The dynamic works perfectly with the situation Lam Research is in. One example of the hardware that chip foundries need in order to make computer chips is the company's atomic layering, plasma cleaning, and ion etching tools. That won't change at all.
Amazon
The last stock on your list of high-conviction investments to make while the market is experiencing a correction is Amazon (AMZN 3.15 percent). This stock has really contributed to the current correction, plummeting 35% so far this year.According to e-commerce market research firm Pymnts, Amazon is the king of e-commerce and currently generates more than half of all online retail sales in the United States. Nobody even comes close to competing.
However, the company's e-commerce division wasn't even profitable last quarter due to extremely high operational costs, so e-commerce dominance isn't the reason you should feel confident about buying the stock at this significant discount. It might be more advisable to start thinking of Amazon as a corporation that provides cloud computing and advertising services in addition to online product sales.

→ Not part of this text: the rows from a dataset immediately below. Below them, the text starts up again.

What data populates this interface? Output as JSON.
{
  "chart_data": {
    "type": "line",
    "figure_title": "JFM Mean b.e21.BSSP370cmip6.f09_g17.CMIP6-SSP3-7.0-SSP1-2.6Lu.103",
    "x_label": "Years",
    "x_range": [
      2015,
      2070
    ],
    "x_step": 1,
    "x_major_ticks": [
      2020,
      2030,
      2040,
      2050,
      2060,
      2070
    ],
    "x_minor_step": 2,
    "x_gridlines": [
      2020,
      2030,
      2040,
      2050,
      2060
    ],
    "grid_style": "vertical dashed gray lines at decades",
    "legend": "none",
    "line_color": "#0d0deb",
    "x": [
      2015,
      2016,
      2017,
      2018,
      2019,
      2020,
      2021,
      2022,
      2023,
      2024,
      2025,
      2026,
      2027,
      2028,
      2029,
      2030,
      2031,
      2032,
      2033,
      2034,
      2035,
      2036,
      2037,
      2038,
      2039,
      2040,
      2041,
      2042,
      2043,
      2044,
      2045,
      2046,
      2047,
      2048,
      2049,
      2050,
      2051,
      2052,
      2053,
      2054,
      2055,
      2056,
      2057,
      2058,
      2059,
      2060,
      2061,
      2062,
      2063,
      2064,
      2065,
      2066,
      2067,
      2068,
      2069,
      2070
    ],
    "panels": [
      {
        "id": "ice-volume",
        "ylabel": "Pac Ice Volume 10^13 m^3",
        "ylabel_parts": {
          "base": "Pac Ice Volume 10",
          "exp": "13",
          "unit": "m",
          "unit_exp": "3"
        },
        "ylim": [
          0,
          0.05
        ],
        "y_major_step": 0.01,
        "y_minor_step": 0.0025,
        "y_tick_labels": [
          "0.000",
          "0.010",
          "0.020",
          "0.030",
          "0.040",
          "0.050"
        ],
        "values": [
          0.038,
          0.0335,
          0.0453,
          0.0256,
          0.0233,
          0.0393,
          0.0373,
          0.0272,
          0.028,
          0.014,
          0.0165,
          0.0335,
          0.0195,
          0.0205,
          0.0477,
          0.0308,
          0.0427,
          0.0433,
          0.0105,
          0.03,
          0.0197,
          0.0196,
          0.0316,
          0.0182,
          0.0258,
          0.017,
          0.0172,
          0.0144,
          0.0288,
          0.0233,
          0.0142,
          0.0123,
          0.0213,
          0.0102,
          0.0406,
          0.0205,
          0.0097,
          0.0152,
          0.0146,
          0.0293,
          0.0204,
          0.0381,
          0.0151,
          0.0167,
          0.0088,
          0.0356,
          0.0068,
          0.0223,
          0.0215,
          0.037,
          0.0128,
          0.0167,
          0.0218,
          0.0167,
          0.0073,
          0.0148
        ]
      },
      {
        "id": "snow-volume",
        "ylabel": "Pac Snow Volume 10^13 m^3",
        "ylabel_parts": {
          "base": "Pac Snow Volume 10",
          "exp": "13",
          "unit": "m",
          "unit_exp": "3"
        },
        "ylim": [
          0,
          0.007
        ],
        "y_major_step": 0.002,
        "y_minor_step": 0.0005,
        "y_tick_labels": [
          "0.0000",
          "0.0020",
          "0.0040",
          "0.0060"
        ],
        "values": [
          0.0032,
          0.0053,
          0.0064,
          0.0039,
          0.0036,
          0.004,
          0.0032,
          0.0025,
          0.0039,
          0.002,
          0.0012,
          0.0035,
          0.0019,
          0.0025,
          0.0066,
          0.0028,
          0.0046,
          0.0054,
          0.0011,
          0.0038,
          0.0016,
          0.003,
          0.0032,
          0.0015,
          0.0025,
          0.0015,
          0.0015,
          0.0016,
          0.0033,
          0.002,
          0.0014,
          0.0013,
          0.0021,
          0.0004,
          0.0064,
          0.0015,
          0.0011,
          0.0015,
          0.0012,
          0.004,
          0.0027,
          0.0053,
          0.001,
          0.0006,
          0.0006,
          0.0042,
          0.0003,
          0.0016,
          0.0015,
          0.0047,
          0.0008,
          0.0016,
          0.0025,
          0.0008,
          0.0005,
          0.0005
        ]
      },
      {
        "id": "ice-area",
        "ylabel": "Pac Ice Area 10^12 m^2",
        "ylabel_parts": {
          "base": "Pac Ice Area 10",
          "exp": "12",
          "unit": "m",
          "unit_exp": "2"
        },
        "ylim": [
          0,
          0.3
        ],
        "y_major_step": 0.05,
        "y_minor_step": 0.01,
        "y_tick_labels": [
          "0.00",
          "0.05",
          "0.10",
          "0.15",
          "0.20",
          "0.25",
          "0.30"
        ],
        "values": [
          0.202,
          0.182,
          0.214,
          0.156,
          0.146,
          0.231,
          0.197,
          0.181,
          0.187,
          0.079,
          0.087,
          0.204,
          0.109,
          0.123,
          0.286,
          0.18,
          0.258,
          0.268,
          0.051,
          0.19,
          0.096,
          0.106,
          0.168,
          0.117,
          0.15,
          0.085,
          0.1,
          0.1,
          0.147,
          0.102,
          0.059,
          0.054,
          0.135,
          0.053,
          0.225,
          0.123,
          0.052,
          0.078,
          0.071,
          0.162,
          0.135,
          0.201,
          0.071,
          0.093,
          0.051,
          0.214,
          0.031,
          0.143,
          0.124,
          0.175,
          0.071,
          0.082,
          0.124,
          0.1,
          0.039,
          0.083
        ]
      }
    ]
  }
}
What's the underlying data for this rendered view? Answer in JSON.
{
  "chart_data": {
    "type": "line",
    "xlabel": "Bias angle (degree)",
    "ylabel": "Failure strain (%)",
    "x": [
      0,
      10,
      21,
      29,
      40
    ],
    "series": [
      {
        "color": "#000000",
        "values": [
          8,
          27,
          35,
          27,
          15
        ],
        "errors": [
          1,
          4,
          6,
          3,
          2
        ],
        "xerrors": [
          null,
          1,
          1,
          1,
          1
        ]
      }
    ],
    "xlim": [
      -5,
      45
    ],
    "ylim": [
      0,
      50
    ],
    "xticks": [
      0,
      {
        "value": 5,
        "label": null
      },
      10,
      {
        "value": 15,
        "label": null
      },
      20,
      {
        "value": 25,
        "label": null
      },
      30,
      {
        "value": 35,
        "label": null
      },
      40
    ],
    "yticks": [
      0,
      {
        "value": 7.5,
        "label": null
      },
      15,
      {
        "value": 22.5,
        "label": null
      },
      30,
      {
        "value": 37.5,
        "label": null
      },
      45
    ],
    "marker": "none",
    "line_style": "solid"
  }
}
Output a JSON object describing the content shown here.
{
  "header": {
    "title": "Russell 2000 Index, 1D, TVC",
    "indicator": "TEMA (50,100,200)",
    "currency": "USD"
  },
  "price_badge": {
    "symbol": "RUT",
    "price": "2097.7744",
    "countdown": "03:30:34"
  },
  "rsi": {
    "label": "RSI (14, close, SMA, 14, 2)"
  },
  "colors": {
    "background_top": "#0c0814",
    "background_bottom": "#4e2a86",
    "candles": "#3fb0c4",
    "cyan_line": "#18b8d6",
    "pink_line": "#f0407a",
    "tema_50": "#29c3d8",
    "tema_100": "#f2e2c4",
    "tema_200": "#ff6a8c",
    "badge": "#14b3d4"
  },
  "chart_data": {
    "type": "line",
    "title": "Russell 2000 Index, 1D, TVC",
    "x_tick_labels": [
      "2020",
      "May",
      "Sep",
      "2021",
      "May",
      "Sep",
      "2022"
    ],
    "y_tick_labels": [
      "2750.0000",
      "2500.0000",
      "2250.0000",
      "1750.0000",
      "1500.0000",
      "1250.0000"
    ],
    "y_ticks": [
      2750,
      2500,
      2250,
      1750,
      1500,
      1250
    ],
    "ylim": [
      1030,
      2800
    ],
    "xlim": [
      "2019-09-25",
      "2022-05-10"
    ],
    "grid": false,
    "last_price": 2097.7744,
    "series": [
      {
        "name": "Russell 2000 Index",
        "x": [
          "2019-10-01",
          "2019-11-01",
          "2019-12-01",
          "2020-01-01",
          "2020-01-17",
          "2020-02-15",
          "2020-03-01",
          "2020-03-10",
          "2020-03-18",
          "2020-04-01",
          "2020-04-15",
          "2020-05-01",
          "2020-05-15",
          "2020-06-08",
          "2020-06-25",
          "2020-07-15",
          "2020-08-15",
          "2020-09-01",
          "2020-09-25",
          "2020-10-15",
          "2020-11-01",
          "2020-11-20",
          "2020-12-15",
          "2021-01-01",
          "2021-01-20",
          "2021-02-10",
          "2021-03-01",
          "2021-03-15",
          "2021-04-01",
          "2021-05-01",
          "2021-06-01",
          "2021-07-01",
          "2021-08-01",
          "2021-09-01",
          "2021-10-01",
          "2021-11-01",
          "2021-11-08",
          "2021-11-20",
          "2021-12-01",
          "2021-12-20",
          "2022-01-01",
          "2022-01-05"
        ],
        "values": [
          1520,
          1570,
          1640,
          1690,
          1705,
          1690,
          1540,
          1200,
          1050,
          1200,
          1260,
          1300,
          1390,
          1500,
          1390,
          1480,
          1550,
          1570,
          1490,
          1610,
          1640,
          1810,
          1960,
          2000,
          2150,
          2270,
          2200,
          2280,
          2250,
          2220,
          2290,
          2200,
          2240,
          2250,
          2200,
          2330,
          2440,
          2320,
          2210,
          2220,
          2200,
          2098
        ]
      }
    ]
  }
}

Amazon Web Services accounted for three-fourths of the company's operational profitability in 2021, but less than one-sixth of its sales (before inflation blossomed into a full-blown cost issue). Amazon Web Services' operating income increased by 56% in the first quarter of this year, continuing a long-term upward trend. In addition, Amazon officially revealed how much money it makes from advertising, estimating $31.2 billion in sales for the previous year.
These two rapidly expanding businesses are also far more profitable for the corporation than ever selling goods and services, laying the groundwork for a promising future that most investors could not fully anticipate.